Lifting Hands is an amazing organization that allows children in the impoverished and underserved communities of Bajo de los Anonos, Costa Rica to have a place to grow, learn, and prepare them for life as adults. It was incredibly eye-opening and powerful to hear from these children firsthand about what they go through on a daily basis, and the ways this foundation, in turn, provides such a caring service for the community.
When my cohort saw how overgrown with weeds and unusable the space in the garden was, we were happy to help spruce up the place. Even though it took us all day to clean it up, we did it as a team and felt great doing it!
With Lifting Hands, working on the garden didn’t feel like a “chore” or something I had to do—I wanted to do it! I believe a big part of that was knowing it would benefit other people and make their lives more enjoyable.
My experience with this foundation really grounded me as my program began and encouraged me to realize that I really love helping other people because it gave me purpose. I discovered how something as simple as weeding a garden could bring joy to someone else and lighten their “to do” list a bit.
Honestly, it was this volunteer experience with Lifting Hands that energized me for the rest of the trip—it was like a light switched on and truly understood that small, selfless acts could have a huge impact on other people’s lives. I was really proud of my contribution to get this task completed, and the smile on the kids’ faces was all the thanks I needed.
During this portion of the program, I met Executive Director of Lifting Hands, Mariola F. She really changed my perspective; it was so inspiring to hear about her own experience becoming the leading director of the organization at such a young age, and how helping these kids has changed her life.

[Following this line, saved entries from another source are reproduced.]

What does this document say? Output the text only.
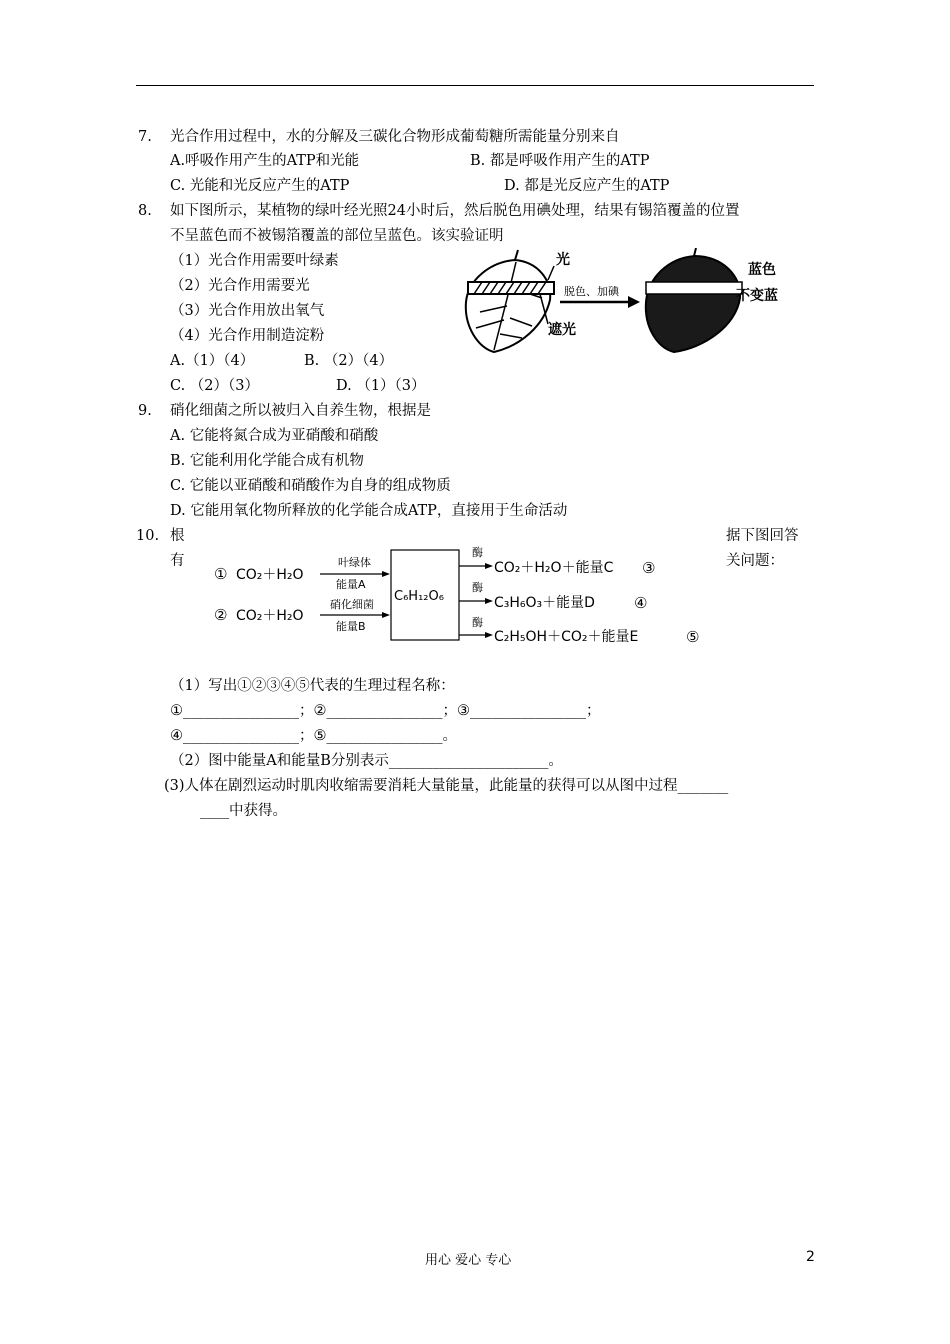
7. 光合作用过程中，水的分解及三碳化合物形成葡萄糖所需能量分别来自
A.呼吸作用产生的ATP和光能	B. 都是呼吸作用产生的ATP
C. 光能和光反应产生的ATP	D. 都是光反应产生的ATP
8. 如下图所示，某植物的绿叶经光照24小时后，然后脱色用碘处理，结果有锡箔覆盖的位置
不呈蓝色而不被锡箔覆盖的部位呈蓝色。该实验证明
（1）光合作用需要叶绿素
（2）光合作用需要光
（3）光合作用放出氧气
（4）光合作用制造淀粉
A.（1）（4）	B. （2）（4）
C. （2）（3）	D. （1）（3）
光
遮光
脱色、加碘
蓝色
不变蓝
9. 硝化细菌之所以被归入自养生物，根据是
A. 它能将氮合成为亚硝酸和硝酸
B. 它能利用化学能合成有机物
C. 它能以亚硝酸和硝酸作为自身的组成物质
D. 它能用氧化物所释放的化学能合成ATP，直接用于生命活动
10. 根
有
据下图回答
关问题：
① CO₂＋H₂O
叶绿体
能量A
② CO₂＋H₂O
硝化细菌
能量B
C₆H₁₂O₆
酶
CO₂＋H₂O＋能量C ③
酶
C₃H₆O₃＋能量D	④
酶
C₂H₅OH＋CO₂＋能量E	⑤
（1）写出①②③④⑤代表的生理过程名称：
①________________；②________________；③________________；
④________________；⑤________________。
（2）图中能量A和能量B分别表示______________________。
(3)人体在剧烈运动时肌肉收缩需要消耗大量能量，此能量的获得可以从图中过程_______
____中获得。
用心 爱心 专心	2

Mariola's story gave me a chance to reflect; listening to how she described her experiences solidified my own call to and passion for service work. Most of my childhood I wanted to be a lawyer, but when I got to college, I realized it wasn’t law that I wanted to study, but people I wanted to help. Having the experience with Mariola and the Lifting Hands children really put “people” in the center of my mind and inspired me to continue as a board member of the Prison Education Project and President of the United Nations chapter at my university when I returned in the fall.